Re: XL Fortran on PowerPC- or x86-arch
- From: nospam@xxxxxxxxxxxxx (Richard E Maine)
- Date: Fri, 24 Feb 2006 15:29:53 -0800
Thomas C. Lang <tcl@xxxxxx> wrote:
format descriptors without field-length.
If you find *ANY* f90 compiler that does not at least have an option to
complain about a missing field length in an edit descritor in a format
statement, submit a bug report to the vendor. The standard requires the
capability to diagnose that kind of nonconformance in a format
statement. I just now tried
program me
write (*,100) 42
100 format(i)
end
with all 3 of the f90 compilers that I have on this system right now
(nag, g95, gfortran). All 3 bitched with default compiler options. No
bug reports needed there.
If the format is a character expression instead of a format statement,
the standard doesn't require diagnosis, though som ecompilers do it in
the simple and common cases (like literal constants). With the same 3
compilers, I tried
program me
write (*,'(i)') 42
end
and they also all bitched, though with different severity levels.
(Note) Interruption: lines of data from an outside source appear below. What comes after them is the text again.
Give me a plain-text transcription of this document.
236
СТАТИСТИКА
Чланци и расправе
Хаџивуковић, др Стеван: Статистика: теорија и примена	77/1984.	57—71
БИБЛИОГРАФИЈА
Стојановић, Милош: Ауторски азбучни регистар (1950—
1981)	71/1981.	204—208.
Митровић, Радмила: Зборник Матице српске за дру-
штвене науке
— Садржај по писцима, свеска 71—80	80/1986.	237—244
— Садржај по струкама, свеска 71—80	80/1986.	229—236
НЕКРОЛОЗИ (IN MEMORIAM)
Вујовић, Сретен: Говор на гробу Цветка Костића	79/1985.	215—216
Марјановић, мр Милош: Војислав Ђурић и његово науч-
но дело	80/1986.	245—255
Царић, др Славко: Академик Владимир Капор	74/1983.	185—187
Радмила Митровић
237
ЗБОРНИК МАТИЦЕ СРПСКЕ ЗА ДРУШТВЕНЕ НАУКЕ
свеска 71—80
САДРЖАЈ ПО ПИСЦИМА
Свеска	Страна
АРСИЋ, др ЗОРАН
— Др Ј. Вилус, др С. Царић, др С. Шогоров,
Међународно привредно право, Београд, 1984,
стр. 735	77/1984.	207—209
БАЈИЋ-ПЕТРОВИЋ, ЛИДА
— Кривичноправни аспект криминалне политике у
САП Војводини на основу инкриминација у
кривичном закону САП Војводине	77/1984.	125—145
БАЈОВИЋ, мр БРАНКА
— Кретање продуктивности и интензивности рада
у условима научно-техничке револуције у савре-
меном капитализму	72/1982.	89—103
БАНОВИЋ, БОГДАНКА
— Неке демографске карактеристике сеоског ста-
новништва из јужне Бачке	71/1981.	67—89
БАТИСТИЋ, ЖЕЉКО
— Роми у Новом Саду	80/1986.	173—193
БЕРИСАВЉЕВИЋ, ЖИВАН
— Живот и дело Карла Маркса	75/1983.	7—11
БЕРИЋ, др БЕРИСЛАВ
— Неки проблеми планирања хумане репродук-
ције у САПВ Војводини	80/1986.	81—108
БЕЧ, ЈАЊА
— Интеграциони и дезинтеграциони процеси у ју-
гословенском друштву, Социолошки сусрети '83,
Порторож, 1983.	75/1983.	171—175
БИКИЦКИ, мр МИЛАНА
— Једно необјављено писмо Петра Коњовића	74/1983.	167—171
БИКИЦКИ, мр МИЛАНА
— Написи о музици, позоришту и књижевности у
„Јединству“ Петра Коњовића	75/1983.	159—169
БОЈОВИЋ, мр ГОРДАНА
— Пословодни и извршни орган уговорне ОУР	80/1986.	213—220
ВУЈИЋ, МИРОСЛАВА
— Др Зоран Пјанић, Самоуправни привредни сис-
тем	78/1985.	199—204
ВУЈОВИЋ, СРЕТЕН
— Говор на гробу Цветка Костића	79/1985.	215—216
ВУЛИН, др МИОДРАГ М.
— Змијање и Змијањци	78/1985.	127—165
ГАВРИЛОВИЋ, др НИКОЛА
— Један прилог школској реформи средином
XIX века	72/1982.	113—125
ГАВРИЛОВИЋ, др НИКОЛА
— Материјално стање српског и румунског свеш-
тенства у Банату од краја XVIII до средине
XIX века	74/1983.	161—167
Or in case one uses a present()
statement and checking for the value of an optional argument in the same
if-statement.
If I have correctly parsed what you are saying there, along with your
comment about sometimes getting informed via program crashes, this error
wasn't "detected" at all. You might have run into a distinction between
whether or not the compiler short-circuits expression evaluation. That's
not a matter of being "strict" or not. That's just a happenstance of
particular implementation choices, all of which are valid. But maybe I
misunderstood, because I did have a bit of trouble interpreting that
statement.
Yes, xlf does have a reputation for being fairly strict (or "picky",
depending which slant one wants to put on it). To constructively answer
your question, the Nag compiler is also on the strict/picky side.
--
Richard Maine | Good judgment comes from experience;
email: my first.last at org.domain| experience comes from bad judgment.